Another point that you overlook is when Descartes raises the possibility that he is a madman, only to immediately dismiss it. Is he right to do this? If he is considering every possibility, including the possibility that he might be dreaming, shouldn't he also seriously consider the possibility that he is mad? If not, why not? What do you think?

The point that you had difficulty with could be explained in this way. Descartes says that God could, if he wished, make him such that he is deceived about even simple arithmetical additions. Now suppose that Descartes was not created by God but by super-intelligent mice (as in Douglas Adams 'The Hitchhikers Guide to the Galaxy'). Even if the mice are very clever they are still fallible. The original Intel Pentium processor had a bug which made it give the incorrect result for certain arithmetical calculations. If my brain was made by mice -- or by Intel -- then how can I be sure that my it doesn't have a similar bug?

One thing that I wasn't clear about from what you said is exactly what is thrown into doubt, by the end of the First Meditation. What does the hypothesis of an evil demon accomplish? A good point to make here is that the evil demon is not just an 'evil scientist' (who attaches wires to your brain and gives you experiences which you wrongly interpret as normal perception). If you've seen any of the Matrix films, you will be familiar with the idea that you might be asleep in a pod, 'dreaming' that you are preparing for your UoL exams.

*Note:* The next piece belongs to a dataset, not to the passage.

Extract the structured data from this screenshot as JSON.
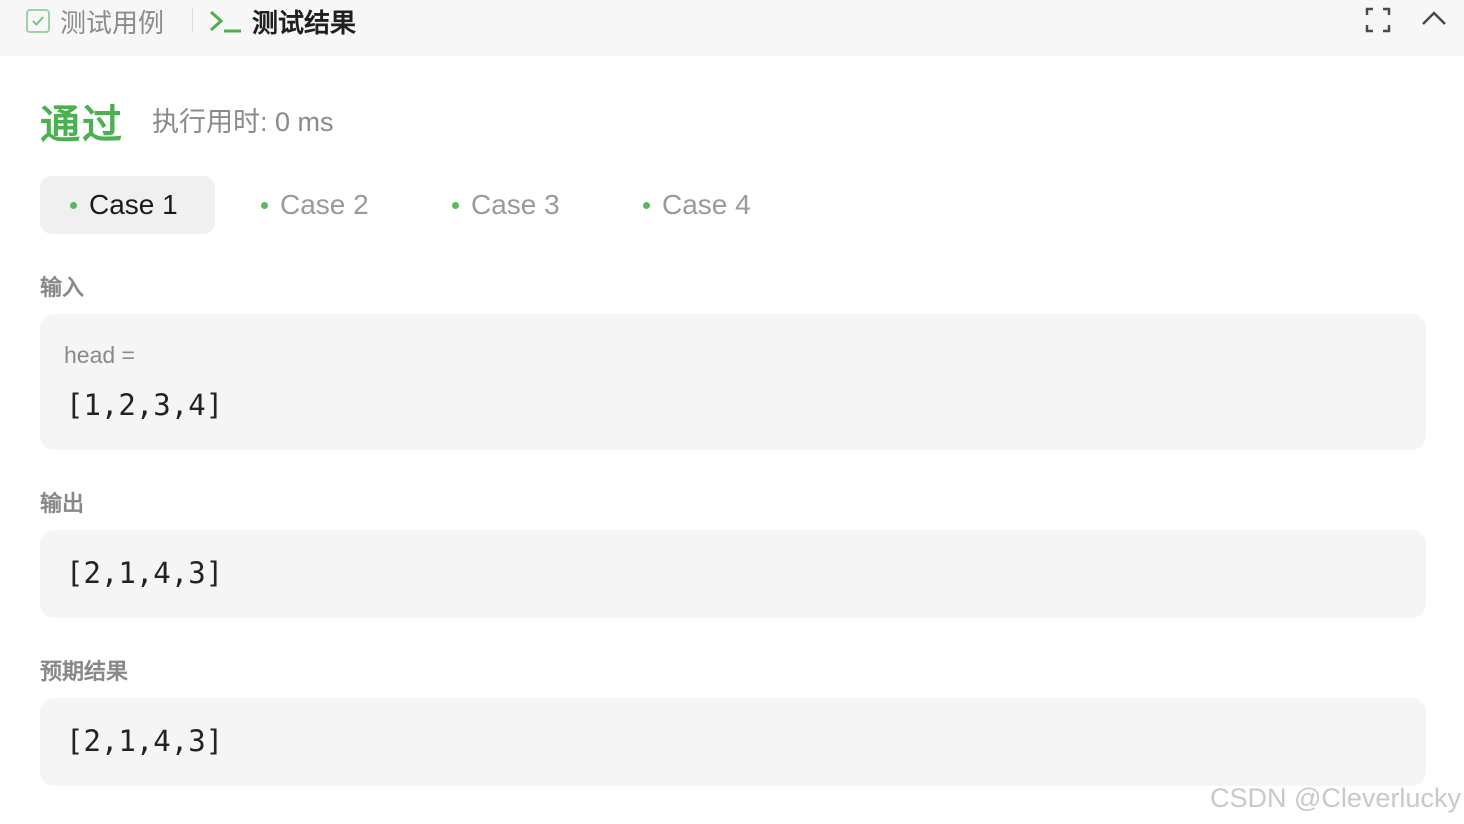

The evil demon goes further than this. Descartes wants to show that there is reason even to doubt that there exists space, and space-occupying objects. In other words, there is nothing outside the dream, other than the evil demon, no story about lying in a pod, or on a bed or whatever.

Does that hypothesis even make sense? What kind of world would it be, if nothing exists -- no space, no objects, no universe -- apart from my consciousness and the evil demon? That's something to think about.